Agent skip threshold quietly broke prediction refinement

2026-03-25

Prediction convergence charts had gone flat. No band adjustments since the first prediction was made. Previously, predictions refined daily, updating baseline prices and tightening magnitude bands as the event approached. Now static.

The prediction pipeline writes immutable directional claims at three fixed horizons (1w/1m/1q) for tickers with active signals. A prior sprint had replaced the single-shot predict-event LLM call with a structured agent: research rubric scored -5 to +5, skip when the total lands between -2 and +2. Production confirmed the agent was running. 41 LLM calls on March 25 alone, $0.57/day, researching two upcoming-event tickers every two hours. 40 of 41 returned skip.

The skip path was designed for new predictions, where balanced evidence means no claim. It silently broke the refinement loop, which the same code path now controlled: when the agent skips, the existing prediction keeps its original baseline price and band. One ticker sat at its March 21 baseline price even though the stock had moved. There was no mechanism to update baseline or band without committing a full new prediction, and the rubric almost never let one through.

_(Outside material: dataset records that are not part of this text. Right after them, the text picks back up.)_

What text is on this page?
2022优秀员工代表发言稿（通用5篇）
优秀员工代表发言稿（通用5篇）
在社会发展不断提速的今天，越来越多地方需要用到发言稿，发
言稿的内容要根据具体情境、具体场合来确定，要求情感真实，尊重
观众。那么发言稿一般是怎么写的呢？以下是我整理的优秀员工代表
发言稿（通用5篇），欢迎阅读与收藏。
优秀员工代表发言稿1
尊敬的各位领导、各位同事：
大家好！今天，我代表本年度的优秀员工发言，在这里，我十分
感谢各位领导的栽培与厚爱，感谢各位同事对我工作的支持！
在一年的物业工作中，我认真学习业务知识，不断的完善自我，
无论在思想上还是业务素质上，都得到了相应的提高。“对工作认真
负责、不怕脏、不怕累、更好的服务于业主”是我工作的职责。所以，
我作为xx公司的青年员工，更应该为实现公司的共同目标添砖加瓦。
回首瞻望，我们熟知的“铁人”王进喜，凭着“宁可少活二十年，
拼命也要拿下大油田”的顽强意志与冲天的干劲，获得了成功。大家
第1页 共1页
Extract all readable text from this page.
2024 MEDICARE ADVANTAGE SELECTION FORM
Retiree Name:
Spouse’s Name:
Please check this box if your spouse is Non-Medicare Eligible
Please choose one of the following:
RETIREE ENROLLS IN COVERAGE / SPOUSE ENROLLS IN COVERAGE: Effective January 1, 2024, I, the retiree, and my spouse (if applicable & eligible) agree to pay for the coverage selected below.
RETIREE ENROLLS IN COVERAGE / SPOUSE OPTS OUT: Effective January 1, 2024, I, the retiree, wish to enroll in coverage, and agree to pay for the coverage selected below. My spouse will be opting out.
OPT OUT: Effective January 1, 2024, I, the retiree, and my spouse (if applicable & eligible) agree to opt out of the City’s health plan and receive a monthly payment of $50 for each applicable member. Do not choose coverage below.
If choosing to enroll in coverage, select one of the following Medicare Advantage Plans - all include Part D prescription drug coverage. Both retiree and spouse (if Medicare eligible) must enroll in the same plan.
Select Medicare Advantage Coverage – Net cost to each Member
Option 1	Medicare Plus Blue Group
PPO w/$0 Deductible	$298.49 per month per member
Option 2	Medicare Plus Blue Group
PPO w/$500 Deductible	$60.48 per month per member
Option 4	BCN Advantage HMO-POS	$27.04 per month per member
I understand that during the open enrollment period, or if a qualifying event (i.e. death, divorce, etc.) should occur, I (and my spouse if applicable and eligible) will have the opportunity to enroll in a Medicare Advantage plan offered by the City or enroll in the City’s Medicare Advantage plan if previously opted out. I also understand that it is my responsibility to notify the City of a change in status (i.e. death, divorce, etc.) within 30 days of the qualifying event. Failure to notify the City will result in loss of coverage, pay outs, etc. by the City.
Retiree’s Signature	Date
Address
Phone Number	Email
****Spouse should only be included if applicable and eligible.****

The smoking gun was the asymmetry between “is this the right initial claim” (rubric-appropriate) and “should we tighten the band given another day passed” (always yes, no rubric needed). Three forward paths sketched: split the two decisions and skip the rubric on band-only updates; restore single-shot for refinements only; or lower the skip threshold to -1/+1.

A gate calibrated for one decision will misbehave on every other decision that gets routed through it. When refactoring the path that produces X, audit every other thing that path was also producing. The gate inherits the new behavior whether you want it to or not.